Na acepção popular, “legal” significa algo bom ou divertido. Em textos anteriores, discutimos – sob diversos enfoques - se o trabalho no domingo possui a condição de propiciar satisfação ou realização pessoal, principalmente a quem o faz por necessidade ou imposição (empregados).
E sob o aspecto jurídico? A exigência de trabalho aos domingos é lícita?
A Constituição brasileira assegura aos empregados (inclusive domésticos) o direito de descansar em uma oportunidade na semana, e a receber seus salários como se trabalhando estivessem. Indica, ainda, que esse descanso deve coincidir preferencialmente com os domingos.
O que o constituinte quis dizer com “preferencialmente” aos domingos? Caberia ao empregador optar pela concessão de folga neste ou em qualquer outro dia da semana ou apenas excepcionalmente poderia ele substituir o domingo por outro dia de folga?
Na verdade, a redação não expressa vontade alguma (como se possível fosse extrair uma “vontade” do legislador). A criação de um enunciado dúbio foi a maneira encontrada pelos congressistas para resolver o imbróglio entre o grupo que representava as tendências mais conservadoras da sociedade (também conhecido como “Centrão”) e a ala progressista (integrada por sindicalistas e eleitos vinculados a outros movimentos sociais). Aqueles queriam que constasse da Carta apenas o direito ao descanso semanal remunerado (sem indicação de dia para tanto) e, estes, postulavam a expressa indicação do domingo como dia de descanso.
Cabe ao intérprete, agora, atribuir sentido ao texto. E, a meu sentir, a melhor maneira de fazê-lo é partindo do pressuposto que a Constituição de 1988 representa basicamente rompimento e mudança. A Carta de 1988 inegavelmente rompe com a tradição liberal do regime constitucional anterior e inaugura uma nova ordem no País, lastrada em fundamentos diversos daqueles de outrora.

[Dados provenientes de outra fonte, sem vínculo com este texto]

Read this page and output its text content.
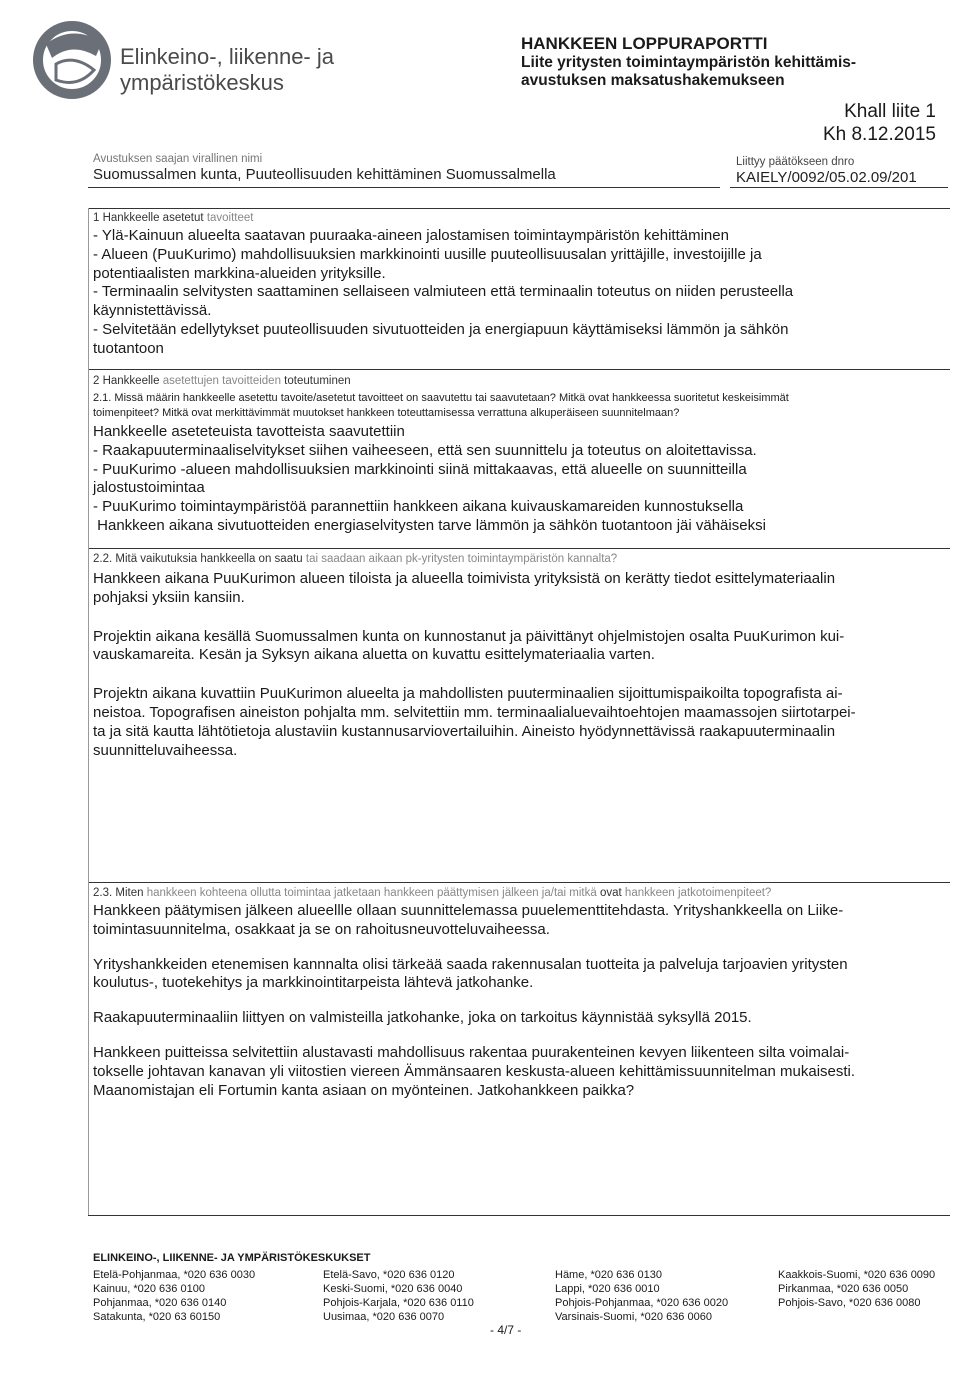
Elinkeino-, liikenne- ja
ympäristökeskus
HANKKEEN LOPPURAPORTTI
Liite yritysten toimintaympäristön kehittämis-
avustuksen maksatushakemukseen
Khall liite 1
Kh 8.12.2015
Avustuksen saajan virallinen nimi
Suomussalmen kunta, Puuteollisuuden kehittäminen Suomussalmella
Liittyy päätökseen dnro
KAIELY/0092/05.02.09/201
1 Hankkeelle asetetut tavoitteet
- Ylä-Kainuun alueelta saatavan puuraaka-aineen jalostamisen toimintaympäristön kehittäminen
- Alueen (PuuKurimo) mahdollisuuksien markkinointi uusille puuteollisuusalan yrittäjille, investoijille ja
potentiaalisten markkina-alueiden yrityksille.
- Terminaalin selvitysten saattaminen sellaiseen valmiuteen että terminaalin toteutus on niiden perusteella
käynnistettävissä.
- Selvitetään edellytykset puuteollisuuden sivutuotteiden ja energiapuun käyttämiseksi lämmön ja sähkön
tuotantoon
2 Hankkeelle asetettujen tavoitteiden toteutuminen
2.1. Missä määrin hankkeelle asetettu tavoite/asetetut tavoitteet on saavutettu tai saavutetaan? Mitkä ovat hankkeessa suoritetut keskeisimmät
toimenpiteet? Mitkä ovat merkittävimmät muutokset hankkeen toteuttamisessa verrattuna alkuperäiseen suunnitelmaan?
Hankkeelle aseteteuista tavotteista saavutettiin
- Raakapuuterminaaliselvitykset siihen vaiheeseen, että sen suunnittelu ja toteutus on aloitettavissa.
- PuuKurimo -alueen mahdollisuuksien markkinointi siinä mittakaavas, että alueelle on suunnitteilla
jalostustoimintaa
- PuuKurimo toimintaympäristöä parannettiin hankkeen aikana kuivauskamareiden kunnostuksella
Hankkeen aikana sivutuotteiden energiaselvitysten tarve lämmön ja sähkön tuotantoon jäi vähäiseksi
2.2. Mitä vaikutuksia hankkeella on saatu tai saadaan aikaan pk-yritysten toimintaympäristön kannalta?
Hankkeen aikana PuuKurimon alueen tiloista ja alueella toimivista yrityksistä on kerätty tiedot esittelymateriaalin
pohjaksi yksiin kansiin.
Projektin aikana kesällä Suomussalmen kunta on kunnostanut ja päivittänyt ohjelmistojen osalta PuuKurimon kui-
vauskamareita. Kesän ja Syksyn aikana aluetta on kuvattu esittelymateriaalia varten.
Projektn aikana kuvattiin PuuKurimon alueelta ja mahdollisten puuterminaalien sijoittumispaikoilta topografista ai-
neistoa. Topografisen aineiston pohjalta mm. selvitettiin mm. terminaalialuevaihtoehtojen maamassojen siirtotarpei-
ta ja sitä kautta lähtötietoja alustaviin kustannusarviovertailuihin. Aineisto hyödynnettävissä raakapuuterminaalin
suunnitteluvaiheessa.
2.3. Miten hankkeen kohteena ollutta toimintaa jatketaan hankkeen päättymisen jälkeen ja/tai mitkä ovat hankkeen jatkotoimenpiteet?
Hankkeen päätymisen jälkeen alueellle ollaan suunnittelemassa puuelementtitehdasta. Yrityshankkeella on Liike-
toimintasuunnitelma, osakkaat ja se on rahoitusneuvotteluvaiheessa.
Yrityshankkeiden etenemisen kannnalta olisi tärkeää saada rakennusalan tuotteita ja palveluja tarjoavien yritysten
koulutus-, tuotekehitys ja markkinointitarpeista lähtevä jatkohanke.
Raakapuuterminaaliin liittyen on valmisteilla jatkohanke, joka on tarkoitus käynnistää syksyllä 2015.
Hankkeen puitteissa selvitettiin alustavasti mahdollisuus rakentaa puurakenteinen kevyen liikenteen silta voimalai-
tokselle johtavan kanavan yli viitostien viereen Ämmänsaaren keskusta-alueen kehittämissuunnitelman mukaisesti.
Maanomistajan eli Fortumin kanta asiaan on myönteinen. Jatkohankkeen paikka?
ELINKEINO-, LIIKENNE- JA YMPÄRISTÖKESKUKSET
Etelä-Pohjanmaa, *020 636 0030
Kainuu, *020 636 0100
Pohjanmaa, *020 636 0140
Satakunta, *020 63 60150
Etelä-Savo, *020 636 0120
Keski-Suomi, *020 636 0040
Pohjois-Karjala, *020 636 0110
Uusimaa, *020 636 0070
Häme, *020 636 0130
Lappi, *020 636 0010
Pohjois-Pohjanmaa, *020 636 0020
Varsinais-Suomi, *020 636 0060
Kaakkois-Suomi, *020 636 0090
Pirkanmaa, *020 636 0050
Pohjois-Savo, *020 636 0080
- 4/7 -
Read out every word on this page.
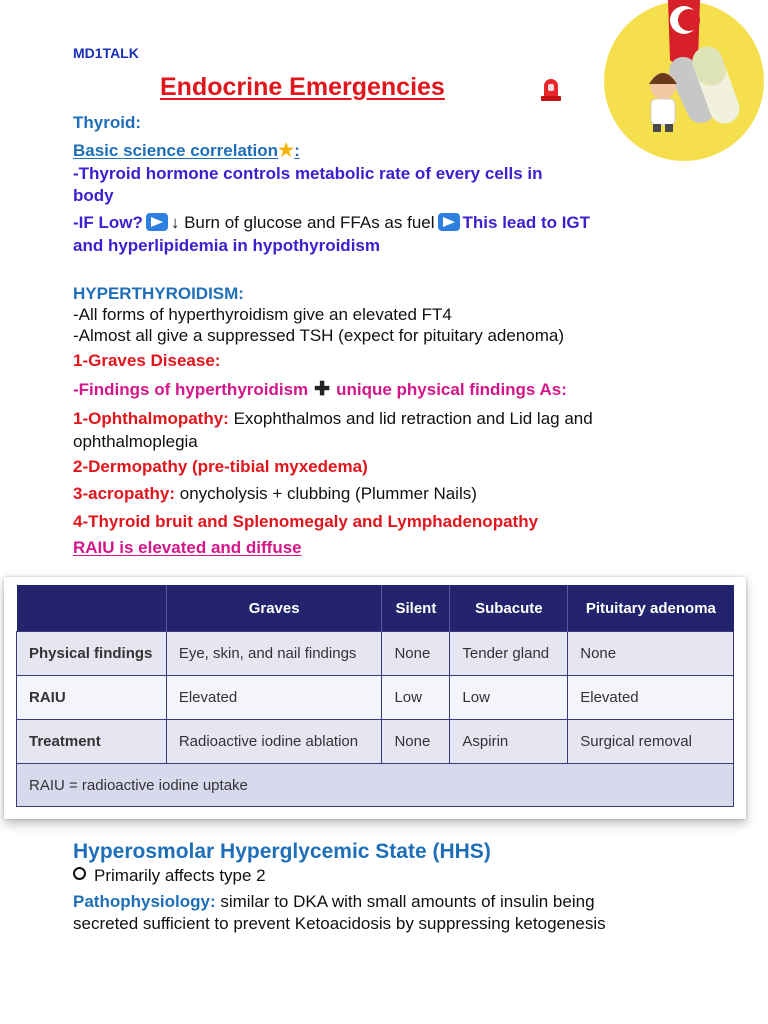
MD1TALK
Endocrine Emergencies
Thyroid:
Basic science correlation★:
-Thyroid hormone controls metabolic rate of every cells in
body
-IF Low? ↓ Burn of glucose and FFAs as fuel This lead to IGT
and hyperlipidemia in hypothyroidism
HYPERTHYROIDISM:
-All forms of hyperthyroidism give an elevated FT4
-Almost all give a suppressed TSH (expect for pituitary adenoma)
1-Graves Disease:
-Findings of hyperthyroidism ✚ unique physical findings As:
1-Ophthalmopathy: Exophthalmos and lid retraction and Lid lag and
ophthalmoplegia
2-Dermopathy (pre-tibial myxedema)
3-acropathy: onycholysis + clubbing (Plummer Nails)
4-Thyroid bruit and Splenomegaly and Lymphadenopathy
RAIU is elevated and diffuse
	Graves	Silent	Subacute	Pituitary adenoma
Physical findings	Eye, skin, and nail findings	None	Tender gland	None
RAIU	Elevated	Low	Low	Elevated
Treatment	Radioactive iodine ablation	None	Aspirin	Surgical removal
RAIU = radioactive iodine uptake				
Hyperosmolar Hyperglycemic State (HHS)
Primarily affects type 2
Pathophysiology: similar to DKA with small amounts of insulin being
secreted sufficient to prevent Ketoacidosis by suppressing ketogenesis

A principal característica desse novo modelo é a inversão da ordem de valores que regem a ordem econômica. Antes de 1988 - até por interpretação gramatical – predominava a iniciativa individual (livre iniciativa econômica) e, por isso, o trabalho devia moldar-se a esse modelo de organização. A nova ordem opta claramente pela valorização do trabalho e, em virtude disso, o interesse econômico é que agora deve se adaptar aos princípios e regras de valorização da pessoa que trabalha. Aliás, interpretação nesse sentido é a que melhor atende a outras opções constitucionais (como direito ao lazer e ao uso do espaço urbano e valorização da família).
Claro que algumas atividades exigem a prestação de serviços em todos os dias da semana, inclusive aos domingos (serviços de saúde, por exemplo). Para tais situações (que são excepcionais e assim devem ser tratadas), impõe-se a instituição de uma escala (com folgas coincidentes com os domingos em algumas oportunidades) e a admissibilidade do trabalho de empregados em tais dias (a legislação não permite em hipótese alguma a substituição do direito ao descanso semanal pelo pagamento em dinheiro, ainda que de forma dobrada).

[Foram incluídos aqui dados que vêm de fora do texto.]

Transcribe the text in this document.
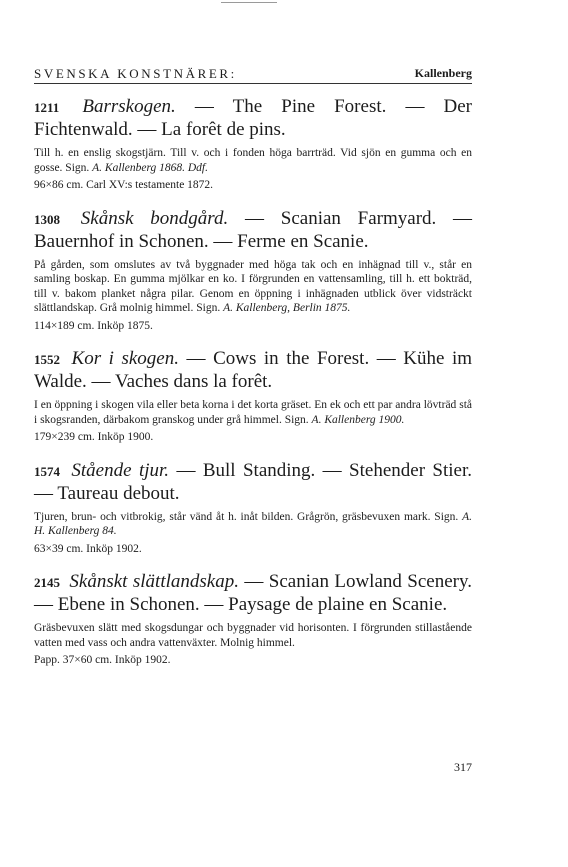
SVENSKA KONSTNÄRER:	Kallenberg
1211 Barrskogen. — The Pine Forest. — Der Fichtenwald. — La forêt de pins.
Till h. en enslig skogstjärn. Till v. och i fonden höga barrträd. Vid sjön en gumma och en gosse. Sign. A. Kallenberg 1868. Ddf.
96×86 cm. Carl XV:s testamente 1872.
1308 Skånsk bondgård. — Scanian Farmyard. — Bauernhof in Schonen. — Ferme en Scanie.
På gården, som omslutes av två byggnader med höga tak och en inhägnad till v., står en samling boskap. En gumma mjölkar en ko. I förgrunden en vattensamling, till h. ett bokträd, till v. bakom planket några pilar. Genom en öppning i inhägnaden utblick över vidsträckt slättlandskap. Grå molnig himmel. Sign. A. Kallenberg, Berlin 1875.
114×189 cm. Inköp 1875.
1552 Kor i skogen. — Cows in the Forest. — Kühe im Walde. — Vaches dans la forêt.
I en öppning i skogen vila eller beta korna i det korta gräset. En ek och ett par andra lövträd stå i skogsranden, därbakom granskog under grå himmel. Sign. A. Kallenberg 1900.
179×239 cm. Inköp 1900.
1574 Stående tjur. — Bull Standing. — Stehender Stier. — Taureau debout.
Tjuren, brun- och vitbrokig, står vänd åt h. inåt bilden. Grågrön, gräsbevuxen mark. Sign. A. H. Kallenberg 84.
63×39 cm. Inköp 1902.
2145 Skånskt slättlandskap. — Scanian Lowland Scenery. — Ebene in Schonen. — Paysage de plaine en Scanie.
Gräsbevuxen slätt med skogsdungar och byggnader vid horisonten. I förgrunden stillastående vatten med vass och andra vattenväxter. Molnig himmel.
Papp. 37×60 cm. Inköp 1902.
317
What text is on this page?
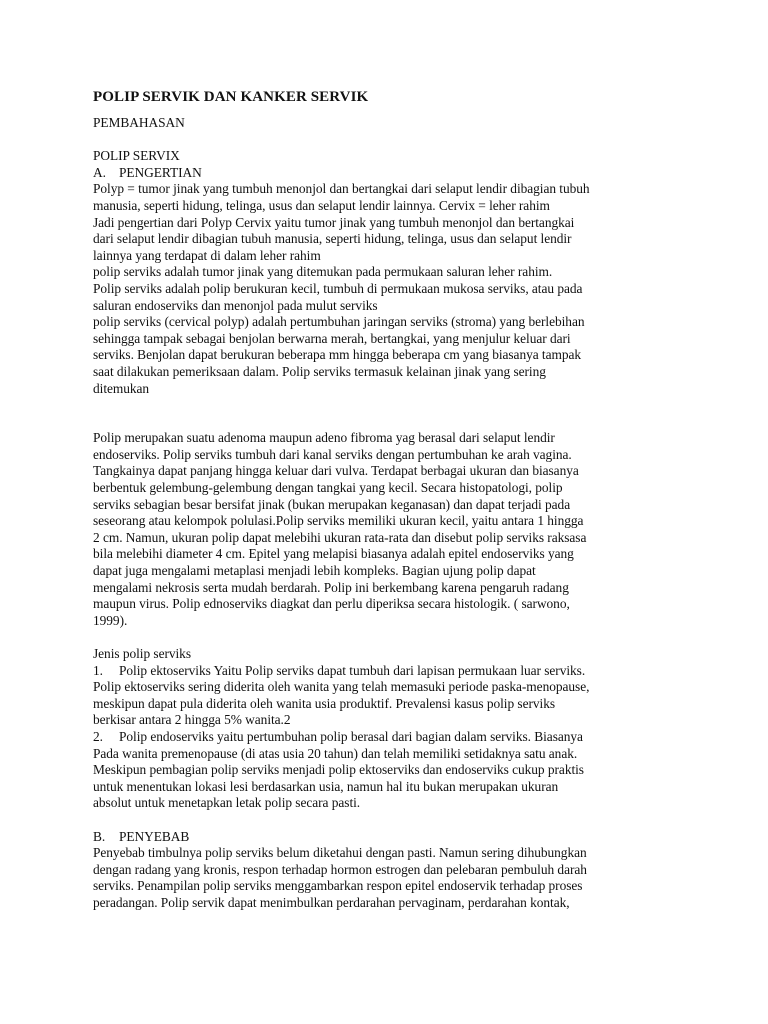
POLIP SERVIK DAN KANKER SERVIK
PEMBAHASAN
POLIP SERVIX
A. PENGERTIAN
Polyp = tumor jinak yang tumbuh menonjol dan bertangkai dari selaput lendir dibagian tubuh
manusia, seperti hidung, telinga, usus dan selaput lendir lainnya. Cervix = leher rahim
Jadi pengertian dari Polyp Cervix yaitu tumor jinak yang tumbuh menonjol dan bertangkai
dari selaput lendir dibagian tubuh manusia, seperti hidung, telinga, usus dan selaput lendir
lainnya yang terdapat di dalam leher rahim
polip serviks adalah tumor jinak yang ditemukan pada permukaan saluran leher rahim.
Polip serviks adalah polip berukuran kecil, tumbuh di permukaan mukosa serviks, atau pada
saluran endoserviks dan menonjol pada mulut serviks
polip serviks (cervical polyp) adalah pertumbuhan jaringan serviks (stroma) yang berlebihan
sehingga tampak sebagai benjolan berwarna merah, bertangkai, yang menjulur keluar dari
serviks. Benjolan dapat berukuran beberapa mm hingga beberapa cm yang biasanya tampak
saat dilakukan pemeriksaan dalam. Polip serviks termasuk kelainan jinak yang sering
ditemukan
Polip merupakan suatu adenoma maupun adeno fibroma yag berasal dari selaput lendir
endoserviks. Polip serviks tumbuh dari kanal serviks dengan pertumbuhan ke arah vagina.
Tangkainya dapat panjang hingga keluar dari vulva. Terdapat berbagai ukuran dan biasanya
berbentuk gelembung-gelembung dengan tangkai yang kecil. Secara histopatologi, polip
serviks sebagian besar bersifat jinak (bukan merupakan keganasan) dan dapat terjadi pada
seseorang atau kelompok polulasi.Polip serviks memiliki ukuran kecil, yaitu antara 1 hingga
2 cm. Namun, ukuran polip dapat melebihi ukuran rata-rata dan disebut polip serviks raksasa
bila melebihi diameter 4 cm. Epitel yang melapisi biasanya adalah epitel endoserviks yang
dapat juga mengalami metaplasi menjadi lebih kompleks. Bagian ujung polip dapat
mengalami nekrosis serta mudah berdarah. Polip ini berkembang karena pengaruh radang
maupun virus. Polip ednoserviks diagkat dan perlu diperiksa secara histologik. ( sarwono,
1999).
Jenis polip serviks
1. Polip ektoserviks Yaitu Polip serviks dapat tumbuh dari lapisan permukaan luar serviks.
Polip ektoserviks sering diderita oleh wanita yang telah memasuki periode paska-menopause,
meskipun dapat pula diderita oleh wanita usia produktif. Prevalensi kasus polip serviks
berkisar antara 2 hingga 5% wanita.2
2. Polip endoserviks yaitu pertumbuhan polip berasal dari bagian dalam serviks. Biasanya
Pada wanita premenopause (di atas usia 20 tahun) dan telah memiliki setidaknya satu anak.
Meskipun pembagian polip serviks menjadi polip ektoserviks dan endoserviks cukup praktis
untuk menentukan lokasi lesi berdasarkan usia, namun hal itu bukan merupakan ukuran
absolut untuk menetapkan letak polip secara pasti.
B. PENYEBAB
Penyebab timbulnya polip serviks belum diketahui dengan pasti. Namun sering dihubungkan
dengan radang yang kronis, respon terhadap hormon estrogen dan pelebaran pembuluh darah
serviks. Penampilan polip serviks menggambarkan respon epitel endoservik terhadap proses
peradangan. Polip servik dapat menimbulkan perdarahan pervaginam, perdarahan kontak,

Entretanto, a eterna tentativa de viabilizar o trabalho aos domingos em qualquer atividade, principalmente no comércio, é inconstitucional. Logo, autorizações do legislador ordinário para a utilização de empregados aos domingos em atividades que não necessariamente precisem funcionar em tais dias, assim devem ser consideradas. Exemplo dessa inconstitucionalidade está na Lei 10.101/2000 que, em seu artigo 6º, autoriza o comércio em geral a utilizar os serviços de empregados aos domingos (desde que com folga coincidente com estes dias a cada três semanas). Não vislumbro aqui necessidade imperiosa de que estes serviços funcionem em dias originalmente destinados ao descanso e lazer, tampouco interesse público relevante para que isso aconteça.
Em tempos onde a evolução tecnológica permite que a produtividade das empresas mantenha-se no mesmo nível, mesmo reduzida consideravelmente a jornada de trabalho, não há razão plausível para a admissibilidade do trabalho aos domingos no comércio em geral, situação que se mantém apenas em virtude da prevalência do interesse econômico, da inércia judicial e da coação imposta pela sociedade do consumo.